Boileau et le twit

Boileau et le twit

Allez donc savoir pourquoi on a, dès potron-minet, cet antique slogan publicitaire dans la tête : « mini-Mir, mini-prix, mais il fait le maximum ». A l’époque, tout le monde savait que le mini en question était un produit détergent, même ceux n’ayant jamais compromis leur amour-propre dans un bac à vaisselle. Vous l’aurez compris, c’est l’introduction en Bourse de Twitter qui suscite le rapprochement. Chacun sait aujourd’hui que le twit est un mini-message supposé dire le maximum. La traduction littérale de l’américain est « reproche », ce qui donne déjà une idée de l’état d’esprit des twittophiles, encouragés à éructer en peu de mots ; la langue de Shakespeare lui donne le sens de « crétin », ce qui parfait le tableau : le vrai twit est ainsi un concentré de récrimination imbécile. Dès lors, pour qu’un twit fasse le buzz et génère de multiples followers – la consécration de son rédacteur –, il faut et il suffit que le message soit une insulte bien grasse, émanant de préférence d’une personnalité notoire et visant de préférence une autre éminence. C’est drôlement intéressant, tout ça. Pourtant, le concept n’est pas nouveau. On doit son invention à Boileau : « J’appelle un chat un chat et Rollet un fripon ». Tout juste les 140 signes réglementaires. Mais une élégance dans l’invective que les copieurs ont apparemment de la peine à imiter.

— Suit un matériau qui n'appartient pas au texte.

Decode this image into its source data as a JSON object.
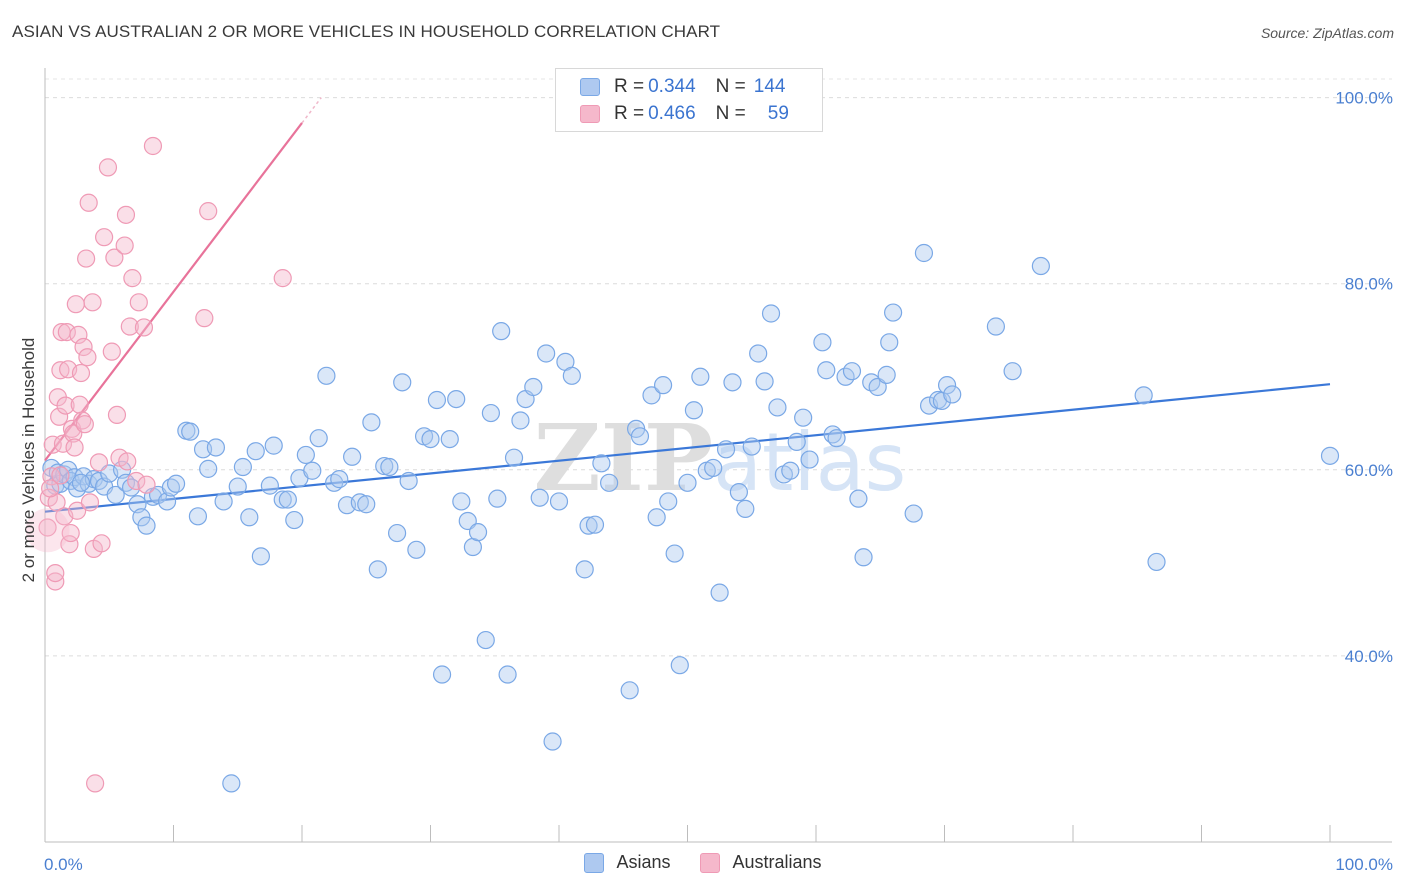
{
  "title": "ASIAN VS AUSTRALIAN 2 OR MORE VEHICLES IN HOUSEHOLD CORRELATION CHART",
  "source": "Source: ZipAtlas.com",
  "watermark": "ZIPatlas",
  "legend_top": {
    "rows": [
      {
        "r_label": "R = ",
        "r_value": "0.344",
        "n_label": "N = ",
        "n_value": "144",
        "color": "#aec9f0"
      },
      {
        "r_label": "R = ",
        "r_value": "0.466",
        "n_label": "N = ",
        "n_value": "59",
        "color": "#f5b8cb"
      }
    ]
  },
  "chart_data": {
    "type": "scatter",
    "title": "ASIAN VS AUSTRALIAN 2 OR MORE VEHICLES IN HOUSEHOLD CORRELATION CHART",
    "xlabel": "",
    "ylabel": "2 or more Vehicles in Household",
    "xlim": [
      0,
      100
    ],
    "ylim": [
      20,
      102
    ],
    "x_tick_labels": [
      "0.0%",
      "100.0%"
    ],
    "y_tick_labels": [
      "40.0%",
      "60.0%",
      "80.0%",
      "100.0%"
    ],
    "y_ticks": [
      40,
      60,
      80,
      100
    ],
    "legend": [
      "Asians",
      "Australians"
    ],
    "colors": {
      "Asians": "#7aa8e6",
      "Australians": "#ef9ab5",
      "asian_line": "#3b78d8",
      "aus_line": "#e8739a"
    },
    "series": [
      {
        "name": "Asians",
        "trend": {
          "x": [
            0,
            100
          ],
          "y": [
            55.5,
            69.2
          ]
        },
        "points": [
          [
            0.5,
            60.2
          ],
          [
            0.8,
            58.3
          ],
          [
            1.0,
            59.7
          ],
          [
            1.2,
            58.5
          ],
          [
            1.5,
            59.5
          ],
          [
            1.8,
            60.0
          ],
          [
            2.0,
            58.8
          ],
          [
            2.3,
            59.2
          ],
          [
            2.5,
            58.0
          ],
          [
            3.0,
            59.3
          ],
          [
            3.4,
            58.5
          ],
          [
            3.8,
            59.0
          ],
          [
            4.2,
            58.8
          ],
          [
            4.6,
            58.2
          ],
          [
            5.0,
            59.6
          ],
          [
            5.5,
            57.3
          ],
          [
            6.0,
            60.0
          ],
          [
            6.3,
            58.6
          ],
          [
            6.7,
            58.1
          ],
          [
            7.2,
            56.3
          ],
          [
            7.5,
            54.9
          ],
          [
            7.9,
            54.0
          ],
          [
            8.4,
            57.1
          ],
          [
            8.8,
            57.3
          ],
          [
            9.5,
            56.6
          ],
          [
            9.8,
            58.1
          ],
          [
            10.2,
            58.5
          ],
          [
            11.0,
            64.2
          ],
          [
            11.3,
            64.1
          ],
          [
            11.9,
            55.0
          ],
          [
            12.3,
            62.2
          ],
          [
            12.7,
            60.1
          ],
          [
            13.3,
            62.4
          ],
          [
            13.9,
            56.6
          ],
          [
            14.5,
            26.3
          ],
          [
            15.0,
            58.2
          ],
          [
            15.4,
            60.3
          ],
          [
            15.9,
            54.9
          ],
          [
            16.4,
            62.0
          ],
          [
            16.8,
            50.7
          ],
          [
            17.5,
            58.3
          ],
          [
            17.8,
            62.6
          ],
          [
            18.5,
            56.8
          ],
          [
            18.9,
            56.8
          ],
          [
            19.4,
            54.6
          ],
          [
            19.8,
            59.1
          ],
          [
            20.3,
            61.6
          ],
          [
            20.8,
            59.9
          ],
          [
            21.3,
            63.4
          ],
          [
            21.9,
            70.1
          ],
          [
            22.5,
            58.6
          ],
          [
            22.9,
            59.0
          ],
          [
            23.5,
            56.2
          ],
          [
            23.9,
            61.4
          ],
          [
            24.5,
            56.5
          ],
          [
            25.0,
            56.3
          ],
          [
            25.4,
            65.1
          ],
          [
            25.9,
            49.3
          ],
          [
            26.4,
            60.4
          ],
          [
            26.8,
            60.3
          ],
          [
            27.4,
            53.2
          ],
          [
            27.8,
            69.4
          ],
          [
            28.3,
            58.8
          ],
          [
            28.9,
            51.4
          ],
          [
            29.5,
            63.6
          ],
          [
            30.0,
            63.3
          ],
          [
            30.5,
            67.5
          ],
          [
            30.9,
            38.0
          ],
          [
            31.5,
            63.3
          ],
          [
            32.0,
            67.6
          ],
          [
            32.4,
            56.6
          ],
          [
            32.9,
            54.5
          ],
          [
            33.3,
            51.7
          ],
          [
            33.7,
            53.3
          ],
          [
            34.3,
            41.7
          ],
          [
            34.7,
            66.1
          ],
          [
            35.2,
            56.9
          ],
          [
            35.5,
            74.9
          ],
          [
            36.0,
            38.0
          ],
          [
            36.5,
            61.3
          ],
          [
            37.0,
            65.3
          ],
          [
            37.4,
            67.6
          ],
          [
            38.0,
            68.9
          ],
          [
            38.5,
            57.0
          ],
          [
            39.0,
            72.5
          ],
          [
            39.5,
            30.8
          ],
          [
            40.0,
            56.6
          ],
          [
            40.5,
            71.6
          ],
          [
            41.0,
            70.1
          ],
          [
            42.0,
            49.3
          ],
          [
            42.3,
            54.0
          ],
          [
            42.8,
            54.1
          ],
          [
            43.3,
            60.7
          ],
          [
            43.9,
            58.6
          ],
          [
            45.5,
            36.3
          ],
          [
            46.0,
            64.4
          ],
          [
            46.3,
            63.6
          ],
          [
            47.2,
            68.0
          ],
          [
            47.6,
            54.9
          ],
          [
            48.1,
            69.1
          ],
          [
            48.5,
            56.6
          ],
          [
            49.0,
            51.0
          ],
          [
            49.4,
            39.0
          ],
          [
            50.0,
            58.6
          ],
          [
            50.5,
            66.4
          ],
          [
            51.0,
            70.0
          ],
          [
            51.5,
            59.9
          ],
          [
            52.0,
            60.2
          ],
          [
            52.5,
            46.8
          ],
          [
            53.0,
            62.2
          ],
          [
            53.5,
            69.4
          ],
          [
            54.0,
            57.6
          ],
          [
            54.5,
            55.8
          ],
          [
            55.0,
            62.5
          ],
          [
            55.5,
            72.5
          ],
          [
            56.0,
            69.5
          ],
          [
            56.5,
            76.8
          ],
          [
            57.0,
            66.7
          ],
          [
            57.5,
            59.5
          ],
          [
            58.0,
            59.9
          ],
          [
            58.5,
            63.0
          ],
          [
            59.0,
            65.6
          ],
          [
            59.5,
            61.1
          ],
          [
            60.5,
            73.7
          ],
          [
            60.8,
            70.7
          ],
          [
            61.3,
            63.8
          ],
          [
            61.6,
            63.4
          ],
          [
            62.3,
            70.0
          ],
          [
            62.8,
            70.6
          ],
          [
            63.3,
            56.9
          ],
          [
            63.7,
            50.6
          ],
          [
            64.3,
            69.4
          ],
          [
            64.8,
            68.9
          ],
          [
            65.5,
            70.2
          ],
          [
            65.7,
            73.7
          ],
          [
            66.0,
            76.9
          ],
          [
            67.6,
            55.3
          ],
          [
            68.4,
            83.3
          ],
          [
            68.8,
            66.9
          ],
          [
            69.5,
            67.5
          ],
          [
            69.8,
            67.4
          ],
          [
            70.2,
            69.1
          ],
          [
            70.6,
            68.1
          ],
          [
            74.0,
            75.4
          ],
          [
            75.3,
            70.6
          ],
          [
            77.5,
            81.9
          ],
          [
            85.5,
            68.0
          ],
          [
            86.5,
            50.1
          ],
          [
            100.0,
            61.5
          ],
          [
            2.8,
            58.6
          ]
        ]
      },
      {
        "name": "Australians",
        "trend": {
          "x": [
            0,
            21.5
          ],
          "y": [
            61.0,
            100
          ]
        },
        "points": [
          [
            0.3,
            57.0
          ],
          [
            0.5,
            59.3
          ],
          [
            0.6,
            62.7
          ],
          [
            0.8,
            48.0
          ],
          [
            0.8,
            48.9
          ],
          [
            0.9,
            56.5
          ],
          [
            1.0,
            67.8
          ],
          [
            1.1,
            65.7
          ],
          [
            1.2,
            70.7
          ],
          [
            1.3,
            74.8
          ],
          [
            1.4,
            62.8
          ],
          [
            1.5,
            55.0
          ],
          [
            1.6,
            66.9
          ],
          [
            1.7,
            74.8
          ],
          [
            1.8,
            70.8
          ],
          [
            1.9,
            52.0
          ],
          [
            2.0,
            53.2
          ],
          [
            2.1,
            64.4
          ],
          [
            2.2,
            63.9
          ],
          [
            2.3,
            62.4
          ],
          [
            2.4,
            77.8
          ],
          [
            2.5,
            55.6
          ],
          [
            2.6,
            74.5
          ],
          [
            2.7,
            67.0
          ],
          [
            2.8,
            70.4
          ],
          [
            2.9,
            65.3
          ],
          [
            3.0,
            73.2
          ],
          [
            3.1,
            64.9
          ],
          [
            3.2,
            82.7
          ],
          [
            3.3,
            72.1
          ],
          [
            3.4,
            88.7
          ],
          [
            3.5,
            56.5
          ],
          [
            3.7,
            78.0
          ],
          [
            3.8,
            51.5
          ],
          [
            3.9,
            26.3
          ],
          [
            4.2,
            60.8
          ],
          [
            4.4,
            52.1
          ],
          [
            4.6,
            85.0
          ],
          [
            4.9,
            92.5
          ],
          [
            5.2,
            72.7
          ],
          [
            5.4,
            82.8
          ],
          [
            5.6,
            65.9
          ],
          [
            5.8,
            61.3
          ],
          [
            6.2,
            84.1
          ],
          [
            6.3,
            87.4
          ],
          [
            6.4,
            60.9
          ],
          [
            6.6,
            75.4
          ],
          [
            6.8,
            80.6
          ],
          [
            7.1,
            58.8
          ],
          [
            7.3,
            78.0
          ],
          [
            7.7,
            75.3
          ],
          [
            7.9,
            58.4
          ],
          [
            8.4,
            94.8
          ],
          [
            12.4,
            76.3
          ],
          [
            12.7,
            87.8
          ],
          [
            18.5,
            80.6
          ],
          [
            1.2,
            59.4
          ],
          [
            0.2,
            53.8
          ],
          [
            0.4,
            58.0
          ]
        ]
      }
    ]
  },
  "bottom_legend": [
    {
      "label": "Asians",
      "color": "#aec9f0"
    },
    {
      "label": "Australians",
      "color": "#f5b8cb"
    }
  ]
}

Le mini-message vaut un max. Proposée aux prix de 26$, l’action Twitter a clôturé hier à 46$, valorisant ainsi la société à presque 25 milliards. Il est vrai que l’on n’a plus grand chose aujourd’hui pour 25 milliards, vu que le moindre PV pour « mauvaise conduite » coûte déjà aux banques la moitié de cette somme. Mais tout de même : l’affaire capitalise près de 40 fois le chiffre d’affaires attendu sur l’exercice, et environ 150 fois les… pertes prévisibles. Voilà qui nous rappelle le bon vieux temps des dot.com ; la folie des réseaux sociaux a supplanté celle des new tech. A moins que lesdits réseaux ne finissent par capturer l’intégralité des budgets publicitaires de la planète, et donc par dynamiter ce qui reste de la presse traditionnelle – papier et numérique. L’actu en twits, enrobés de pubs des lessiviers, tel semble être l’avenir des supports d’information. Voilà qui devrait achever de récurer ce qui reste d’esprit critique dans l’opinion publique. Et valider cette prophétie : le prochain succès boursier sera celui de la firme qui osera implanter une puce publicitaire dans le cerveau du pékin. Avec un SAV capable d’assurer son remplacement. Le remplacement du cerveau, s’entend.

La recette du jour

Mini-langue faisant le maximum

Vous êtes résolument épris de modernisme et à ce titre soucieux d’anticiper les grandes tendances. En conséquence, préparez-vous à l’avenue du minimalisme communicationnel. Commencez par l’échange exclusif de twits, c’est un bon début. Puis apprenez le langage des mones de Campbell – des singes cercopithèques africains : ils parviennent à communiquer avec une gamme limitée à six cris. C’est génial.